10/24/22 – Mechabare-mon: Visionary Mechanics

“S-sorry, but please don’t stare at my eye so much. I’m a little self conscious.”

It was such an easy excuse to reduce the chances of her secret being discovered, not that most clients would be able to discern the thin line where the eye membrane parted when her pixie pilot entered the voluptuous cyclops girl’s cockpit. And with the collar plate that had been removed for maintenance restored, and calibration and refill wires and hoses removed, there was nothing outwardly apparent that gave away the fact that she was one big robot puppet.
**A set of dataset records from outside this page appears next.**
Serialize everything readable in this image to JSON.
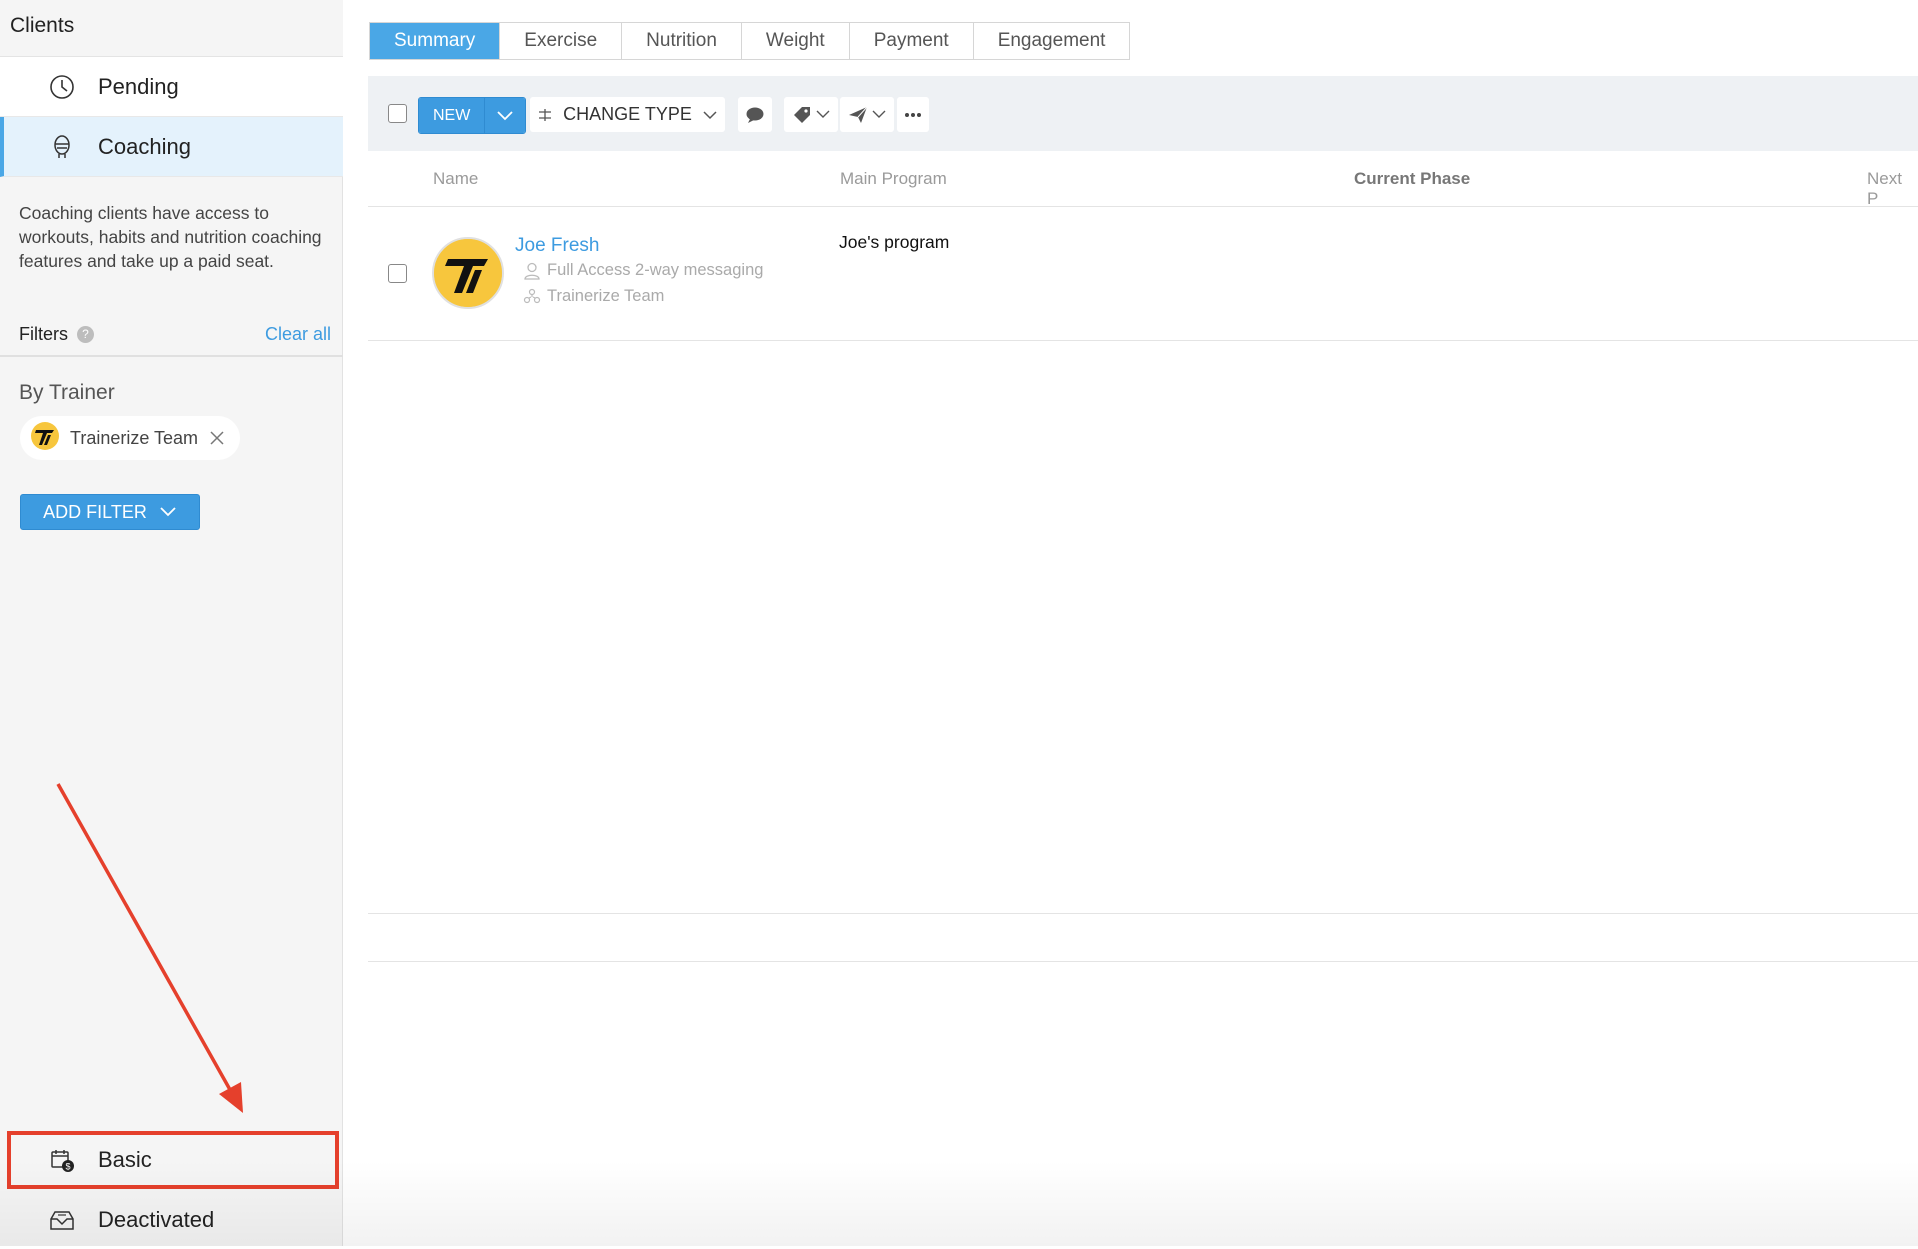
{
  "sidebar": {
    "title": "Clients",
    "items": [
      {
        "label": "Pending",
        "icon": "clock-icon"
      },
      {
        "label": "Coaching",
        "icon": "coach-icon",
        "active": true
      }
    ],
    "description": "Coaching clients have access to workouts, habits and nutrition coaching features and take up a paid seat.",
    "filters_label": "Filters",
    "clear_all": "Clear all",
    "by_trainer": "By Trainer",
    "trainer_chip": "Trainerize Team",
    "add_filter": "ADD FILTER",
    "bottom_items": [
      {
        "label": "Basic",
        "icon": "calendar-dollar-icon"
      },
      {
        "label": "Deactivated",
        "icon": "inbox-icon"
      }
    ],
    "highlight_color": "#e5402c"
  },
  "tabs": [
    "Summary",
    "Exercise",
    "Nutrition",
    "Weight",
    "Payment",
    "Engagement"
  ],
  "toolbar": {
    "new_label": "NEW",
    "change_type": "CHANGE TYPE"
  },
  "table": {
    "columns": [
      "Name",
      "Main Program",
      "Current Phase",
      "Next P"
    ],
    "rows": [
      {
        "name": "Joe Fresh",
        "access": "Full Access 2-way messaging",
        "team": "Trainerize Team",
        "program": "Joe's program"
      }
    ]
  },
  "colors": {
    "accent": "#3d9be0",
    "active_tab": "#4aa7e6",
    "avatar_bg": "#f7c63d"
  }
}
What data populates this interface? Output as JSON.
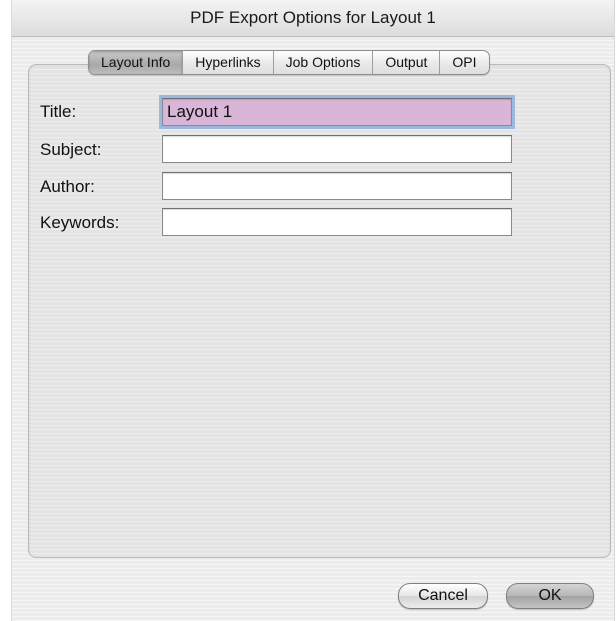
{
  "window": {
    "title": "PDF Export Options for Layout 1"
  },
  "tabs": [
    {
      "label": "Layout Info",
      "active": true
    },
    {
      "label": "Hyperlinks",
      "active": false
    },
    {
      "label": "Job Options",
      "active": false
    },
    {
      "label": "Output",
      "active": false
    },
    {
      "label": "OPI",
      "active": false
    }
  ],
  "form": {
    "title": {
      "label": "Title:",
      "value": "Layout 1"
    },
    "subject": {
      "label": "Subject:",
      "value": ""
    },
    "author": {
      "label": "Author:",
      "value": ""
    },
    "keywords": {
      "label": "Keywords:",
      "value": ""
    }
  },
  "buttons": {
    "cancel": "Cancel",
    "ok": "OK"
  },
  "colors": {
    "focused_field_bg": "#d9b5d8",
    "focus_ring": "#9bb8dd"
  }
}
Mechabaremon! But when I thought about it, I don’t really have any story that wouldn’t be some variant retread of mechabare-mon 1.5, so I decided better to save time and energy and just write a blurb. If I think of something better later, I can come back to it.
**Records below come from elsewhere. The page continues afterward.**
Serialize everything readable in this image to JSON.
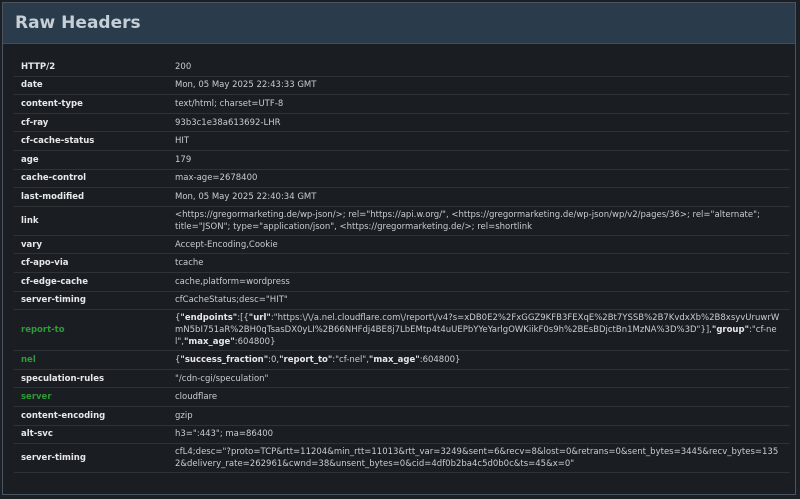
{
  "panel": {
    "title": "Raw Headers"
  },
  "headers": [
    {
      "name": "HTTP/2",
      "value": "200"
    },
    {
      "name": "date",
      "value": "Mon, 05 May 2025 22:43:33 GMT"
    },
    {
      "name": "content-type",
      "value": "text/html; charset=UTF-8"
    },
    {
      "name": "cf-ray",
      "value": "93b3c1e38a613692-LHR"
    },
    {
      "name": "cf-cache-status",
      "value": "HIT"
    },
    {
      "name": "age",
      "value": "179"
    },
    {
      "name": "cache-control",
      "value": "max-age=2678400"
    },
    {
      "name": "last-modified",
      "value": "Mon, 05 May 2025 22:40:34 GMT"
    },
    {
      "name": "link",
      "value": "<https://gregormarketing.de/wp-json/>; rel=\"https://api.w.org/\", <https://gregormarketing.de/wp-json/wp/v2/pages/36>; rel=\"alternate\"; title=\"JSON\"; type=\"application/json\", <https://gregormarketing.de/>; rel=shortlink"
    },
    {
      "name": "vary",
      "value": "Accept-Encoding,Cookie"
    },
    {
      "name": "cf-apo-via",
      "value": "tcache"
    },
    {
      "name": "cf-edge-cache",
      "value": "cache,platform=wordpress"
    },
    {
      "name": "server-timing",
      "value": "cfCacheStatus;desc=\"HIT\""
    },
    {
      "name": "report-to",
      "highlight": true,
      "json_parts": [
        {
          "t": "{"
        },
        {
          "t": "\"endpoints\"",
          "key": true
        },
        {
          "t": ":[{"
        },
        {
          "t": "\"url\"",
          "key": true
        },
        {
          "t": ":\"https:\\/\\/a.nel.cloudflare.com\\/report\\/v4?s=xDB0E2%2FxGGZ9KFB3FEXqE%2Bt7YSSB%2B7KvdxXb%2B8xsyvUruwrWmN5bI751aR%2BH0qTsasDX0yLI%2B66NHFdj4BE8j7LbEMtp4t4uUEPbYYeYarlgOWKiikF0s9h%2BEsBDjctBn1MzNA%3D%3D\"}],"
        },
        {
          "t": "\"group\"",
          "key": true
        },
        {
          "t": ":\"cf-nel\","
        },
        {
          "t": "\"max_age\"",
          "key": true
        },
        {
          "t": ":604800}"
        }
      ]
    },
    {
      "name": "nel",
      "highlight": true,
      "json_parts": [
        {
          "t": "{"
        },
        {
          "t": "\"success_fraction\"",
          "key": true
        },
        {
          "t": ":0,"
        },
        {
          "t": "\"report_to\"",
          "key": true
        },
        {
          "t": ":\"cf-nel\","
        },
        {
          "t": "\"max_age\"",
          "key": true
        },
        {
          "t": ":604800}"
        }
      ]
    },
    {
      "name": "speculation-rules",
      "value": "\"/cdn-cgi/speculation\""
    },
    {
      "name": "server",
      "value": "cloudflare",
      "highlight": true
    },
    {
      "name": "content-encoding",
      "value": "gzip"
    },
    {
      "name": "alt-svc",
      "value": "h3=\":443\"; ma=86400"
    },
    {
      "name": "server-timing",
      "value": "cfL4;desc=\"?proto=TCP&rtt=11204&min_rtt=11013&rtt_var=3249&sent=6&recv=8&lost=0&retrans=0&sent_bytes=3445&recv_bytes=1352&delivery_rate=262961&cwnd=38&unsent_bytes=0&cid=4df0b2ba4c5d0b0c&ts=45&x=0\""
    }
  ]
}
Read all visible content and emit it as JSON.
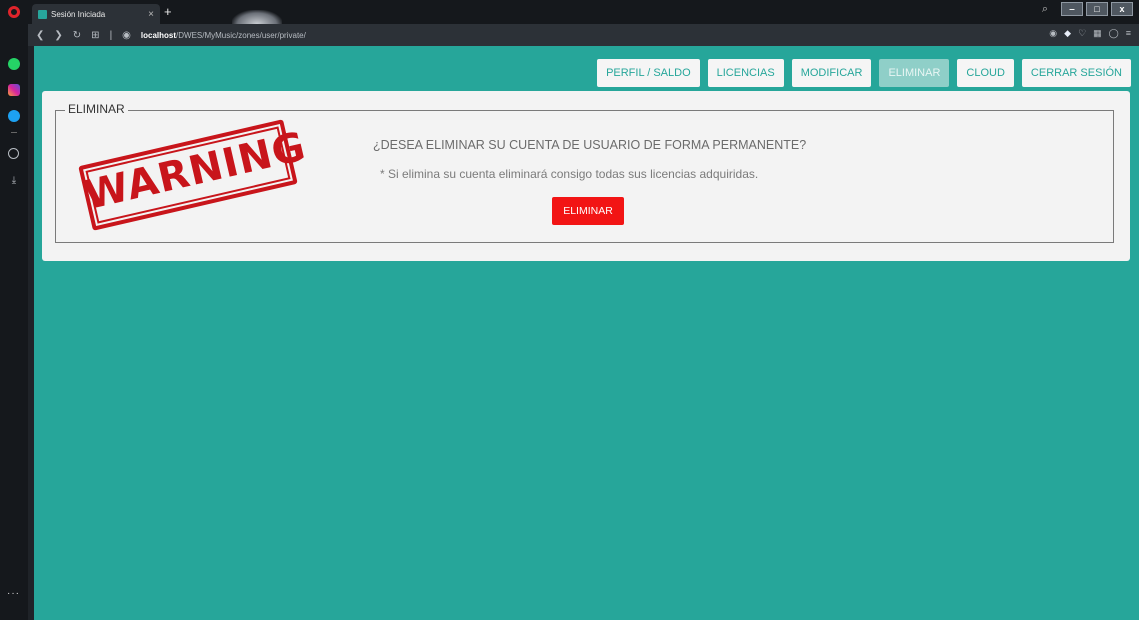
{
  "browser": {
    "tab_title": "Sesión Iniciada",
    "tab_close": "×",
    "new_tab": "+",
    "url_host": "localhost",
    "url_path": "/DWES/MyMusic/zones/user/private/",
    "icons": [
      "opera-logo",
      "back-icon",
      "forward-icon",
      "reload-icon",
      "tabs-grid-icon",
      "globe-icon",
      "camera-icon",
      "vpn-icon",
      "heart-icon",
      "extensions-icon",
      "package-icon",
      "menu-icon"
    ]
  },
  "window": {
    "search": "⌕",
    "minimize": "‒",
    "maximize": "□",
    "close": "x"
  },
  "sidebar": {
    "more": "···"
  },
  "nav": {
    "items": [
      {
        "label": "PERFIL / SALDO",
        "active": false
      },
      {
        "label": "LICENCIAS",
        "active": false
      },
      {
        "label": "MODIFICAR",
        "active": false
      },
      {
        "label": "ELIMINAR",
        "active": true
      },
      {
        "label": "CLOUD",
        "active": false
      },
      {
        "label": "CERRAR SESIÓN",
        "active": false
      }
    ]
  },
  "panel": {
    "legend": "ELIMINAR",
    "stamp_text": "WARNING",
    "question": "¿DESEA ELIMINAR SU CUENTA DE USUARIO DE FORMA PERMANENTE?",
    "note": "* Si elimina su cuenta eliminará consigo todas sus licencias adquiridas.",
    "button": "ELIMINAR"
  },
  "colors": {
    "page_bg": "#26a69a",
    "danger": "#f21414",
    "stamp": "#c8151b"
  }
}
Cyclops girls are kinda in the “barely monster girls” wheelhouse, but making the eye the openable cock-pit I think makes this passable for the “monster girl suit” request. When I was brainstorming for monster girl suits, I ran into that a fair bit – a lot of monstergirls aren’t especially distinct from humans, usually just with extra horns, different ears, or wings and/or tails added. Sometimes fur or scales, too. It does make them easier to draw, but also feels somewhat cheap. On the opposite end, the arachne are appreciably harder to draw. I have a fondness for scyllia and lamia because they fall in the middle – having distinct enough physical traits to be an interesting derivation from human anatomy while also still being decently easy to draw. Heck, lamia might be easier than normal humans cause the snake part’s just a long noodle compared to legs. Scyllia are just many long noodles, though if you’re gonna put octopus suckers on the tentacles, that can be tedious.
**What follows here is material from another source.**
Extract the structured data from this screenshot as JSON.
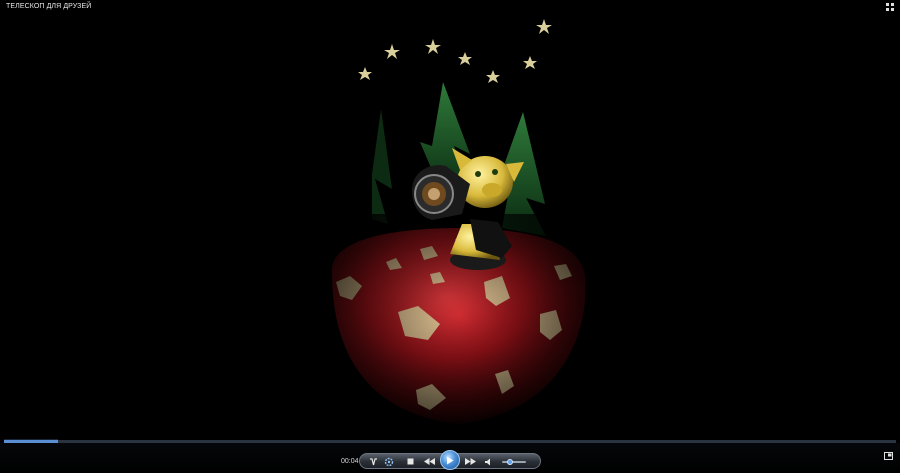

Maybe shouldn’t have bothered with the collar plate bit, I like this sort of thing, but robotic stuff has never been a strong suit, and I end up making shit up more than usual when I attempt it. Sometimes it passes, like this I think looks alright, but it rarely holds up to scrutiny.

I like how most everything else came out though. The hair, head shape, and face all felt pretty good, and the neck, shoulders and down came out a little off, but easily mitigated in post. Helps that the straight on shot is an easy/comfortable one for me. My only usual struggle with it is keeping the left and right reasonably symmetrical.

I have a bad habit of drawing things too small and ending up without enough space for details, but I managed to really use as much of my page today as I could, and consequently felt like I had enough space for everything on the head/face for a change and nothing was cramped/squished.

The pixie is kinda tinker-bell-ish partially by accident, since I didn’t reference my previous fairy design for mechabare-mon, but in this case, I can just say it’s a different character. She’s got a zipper/seam along her back, too, but it’s too small to differentiate from a spinal line.